Man in embroidered shirt and hat standing behind elaborately decorated containers (© Irfan Khan/Los Angeles Times)
Bugra Arkin owns Dolan’s Uyghur Cuisine in Los Angeles. (© Irfan Khan / Los Angeles Times)

Arkin, who came to the U.S. in 2015 to earn a master’s degree at the University of Southern California and opened the restaurant in 2019, frequently joins such conversations in order to share his personal story. He hasn’t been back to Urumqi, Xinjiang’s capital, since 2017 because the police told his family he’d have to go to a “reeducation center” upon return.

In fact, during Arkin’s last visit, local police drew his blood, recorded his voice, took photographs of him and questioned him about his activities in the U.S., he said. Months later, the CCP illegally imprisoned his father, friends and other relatives.

“That made me very frustrat[ed] and angry, because they were educated, have steady job(s), and never committed any crime against [the] communist government,” Arkin said via email. “They are all innocent.”

A culture in peril

Uyghurs speak a Turkic language and mostly practice Islam. They had been living in East Turkestan for thousands of years before Communist China invaded the region in 1949 and renamed it Xinjiang, which means “new territory.”

Chinese authorities ratcheted up the repression of the Uyghurs in 2017, detaining more than 1 million of them along with ethnic Kazakhs and other Muslims in camps where they are forced to renounce their religious and ethnic identities.

The U.S. government has imposed sanctions on key Chinese officials, blocked products created with forced labor and warned businesses that make products in China to avoid sourcing products that are made by people working in Xinjiang under abusive conditions.

“The Chinese Communist Party’s human rights abuses in Xinjiang, China, against Uyghurs and other Muslim minorities rank as the stain of the century,” Secretary of State Mike Pompeo said in a statement.

Two men standing outside restaurant (State Dept./D.A. Peterson)
Hamid Kerim (left), owns Dolan Uyghur Restaurant in Washington while chef Mohamad Tauhid runs its kitchen. (State Dept./D.A. Peterson)

Kebabs with a side of news

Uyghur cuisine represents a combination of influences from India, the Middle East, Turkey, Central Asia, China and more. Most dishes include lamb — often prepared as kebabs fired on an open grill and sprinkled with cumin and other spices. Laghman, a dish of fresh, hand-pulled noodles served up with vegetables and a spicy sauce, is another popular Uyghur dish featured at U.S. restaurants.

Arkin explained that Uyghurs can’t live without laghman — it’s as popular among them as American cheese is in the United States.
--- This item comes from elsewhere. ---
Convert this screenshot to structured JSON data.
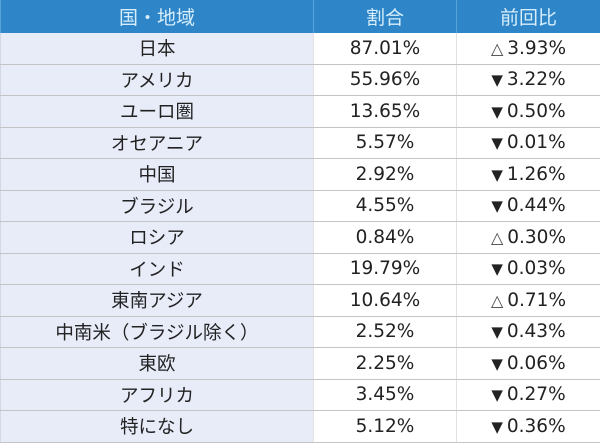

Hamid Kerim, owner of Dolan Uyghur Restaurant in Washington (not affiliated with the similarly named restaurant in Los Angeles), uses the cuisine as an entree to raise awareness about Uyghurs’ plight. Customers comment on the fresh ingredients and ask where the cuisine comes from, he said through an interpreter. “I try to give some news, a brief introduction if the customer has time and the patience to hear.”

Vegetables and bits of meat over noodles on plate (© Deb Lindsey/Washington Post/Getty Images)
Laghman, a popular dish at the Dolan Uyghur Restaurant in Washington (© Deb Lindsey/Washington Post/Getty Images)

Kerim has not always been a restaurateur. He moved to the U.S. with his wife and two children in 2016, but ran an international trade business. He returned to Urumqi in 2017 to manage the business, but fled after just a few months later, having found out his name was on list of people to be imprisoned.

After leaving without being able to tell his mother goodbye, Kerim learned that the CCP nationalized all 15 branches of his company. But he started anew in Washington, purchasing his restaurant in 2018 from its prior owners, also Uyghurs.

“I’m the luckiest one to be in the United States and to have the chance to live in a free country,” Kerim said.